Episodic memories are made up of different pieces of information, for instance where the event took place, who was there and when it happened. How does the brain combine these pieces into one coherent memory? In the latest study from our lab, we show that a specialized structure deep inside the brain, called the hippocampus, plays a central role in this binding process. The results were published in the journal Nature Communications.
If someone asks you how last week’s dinner party was, you have to dig into your episodic memory. Episodic memories consist of a rich set of different features, such as the place where an event occurred (e.g. at your house), the people encountered (e.g. a few friends), the food and drinks, the content of a conversation (e.g. the upcoming European Championships football) and when it took place (last Friday). These separate features are bound together to form one memory of the dinner party. Where in the brain are these features combined?
Researchers from the Donders Institute in Nijmegen (the Netherlands) investigated this question with functional MRI. They identified two key characteristics that a brain region that combines different features should have: 1) it should contain information about the combined memory and 2) it should be highly connected to other brain regions.
The researchers had human participants learn associations between pictures of houses, faces and bodies. In the fMRI scanner, participants were shown one picture of the association ( for example, a specific face), and were asked to remember which other picture was associated with the first picture (for example, a picture of a house). During this memory retrieval phase, the researchers looked at the brain responses.

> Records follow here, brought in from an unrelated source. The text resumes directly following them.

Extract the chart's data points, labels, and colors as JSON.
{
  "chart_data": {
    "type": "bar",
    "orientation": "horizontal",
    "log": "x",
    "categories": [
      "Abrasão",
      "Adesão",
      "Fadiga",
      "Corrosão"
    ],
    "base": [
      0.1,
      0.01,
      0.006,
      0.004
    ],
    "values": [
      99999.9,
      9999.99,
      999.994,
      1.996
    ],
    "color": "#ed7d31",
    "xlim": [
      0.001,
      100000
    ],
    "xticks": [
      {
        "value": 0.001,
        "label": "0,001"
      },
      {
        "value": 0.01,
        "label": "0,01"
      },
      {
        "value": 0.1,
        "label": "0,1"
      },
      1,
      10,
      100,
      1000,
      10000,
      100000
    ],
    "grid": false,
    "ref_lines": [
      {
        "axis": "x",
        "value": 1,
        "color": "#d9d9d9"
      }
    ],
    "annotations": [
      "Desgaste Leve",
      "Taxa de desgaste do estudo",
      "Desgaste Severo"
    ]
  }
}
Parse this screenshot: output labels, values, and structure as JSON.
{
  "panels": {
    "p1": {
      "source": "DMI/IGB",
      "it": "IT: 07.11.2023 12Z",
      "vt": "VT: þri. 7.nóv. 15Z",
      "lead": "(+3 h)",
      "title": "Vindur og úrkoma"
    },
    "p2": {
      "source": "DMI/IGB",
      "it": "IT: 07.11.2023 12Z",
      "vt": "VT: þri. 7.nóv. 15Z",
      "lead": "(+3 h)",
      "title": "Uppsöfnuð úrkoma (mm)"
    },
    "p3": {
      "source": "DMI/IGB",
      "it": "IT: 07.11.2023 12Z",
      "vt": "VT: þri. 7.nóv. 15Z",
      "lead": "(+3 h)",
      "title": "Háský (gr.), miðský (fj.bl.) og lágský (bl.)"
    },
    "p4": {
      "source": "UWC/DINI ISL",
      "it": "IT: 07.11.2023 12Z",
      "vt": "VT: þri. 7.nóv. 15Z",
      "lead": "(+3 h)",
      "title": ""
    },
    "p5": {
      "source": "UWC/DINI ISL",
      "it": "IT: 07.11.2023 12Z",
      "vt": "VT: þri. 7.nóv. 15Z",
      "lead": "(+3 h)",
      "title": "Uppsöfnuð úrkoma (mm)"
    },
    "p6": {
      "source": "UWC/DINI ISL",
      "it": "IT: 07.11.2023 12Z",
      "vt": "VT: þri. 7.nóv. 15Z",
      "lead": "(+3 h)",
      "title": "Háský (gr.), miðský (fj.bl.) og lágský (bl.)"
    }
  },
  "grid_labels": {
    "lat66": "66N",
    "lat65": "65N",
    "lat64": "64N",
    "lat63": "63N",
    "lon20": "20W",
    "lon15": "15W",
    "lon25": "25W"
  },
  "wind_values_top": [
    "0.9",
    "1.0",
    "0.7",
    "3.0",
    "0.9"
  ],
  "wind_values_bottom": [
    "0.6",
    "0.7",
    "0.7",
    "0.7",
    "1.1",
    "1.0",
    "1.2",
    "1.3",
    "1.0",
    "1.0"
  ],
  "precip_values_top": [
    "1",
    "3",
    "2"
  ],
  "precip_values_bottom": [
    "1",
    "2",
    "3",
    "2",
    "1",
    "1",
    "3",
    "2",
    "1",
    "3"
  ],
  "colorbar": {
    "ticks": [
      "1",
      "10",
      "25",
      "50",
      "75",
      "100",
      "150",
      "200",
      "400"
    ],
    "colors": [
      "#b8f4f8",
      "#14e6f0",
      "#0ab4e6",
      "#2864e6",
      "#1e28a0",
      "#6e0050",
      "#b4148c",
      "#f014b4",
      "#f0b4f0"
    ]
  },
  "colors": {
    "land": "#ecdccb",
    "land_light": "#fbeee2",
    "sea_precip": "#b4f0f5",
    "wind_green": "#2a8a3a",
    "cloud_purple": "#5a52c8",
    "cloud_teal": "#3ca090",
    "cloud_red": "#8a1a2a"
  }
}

They found that exclusively the hippocampus, an evolutionarily old brain structure, represented combinations of the separate pieces of the memory, while at the same time expressing increased connectivity with other brain regions. Much like a railway hub, information streams converges onto the hippocampus to be combined and integrated.
The results from this study provide evidence for a long-held hypothesis that specifically the hippocampus is crucial for the integration of distributed information into episodic memories. Furthermore, this study may further our understanding of diseases linked to hippocampal function, such as Alzheimer’s disease.
Backus AR, Bosch SE, Ekman M, Vicente-Grabovetsky A, Doeller CF (2016). Mnemonic convergence in the human hippocampus.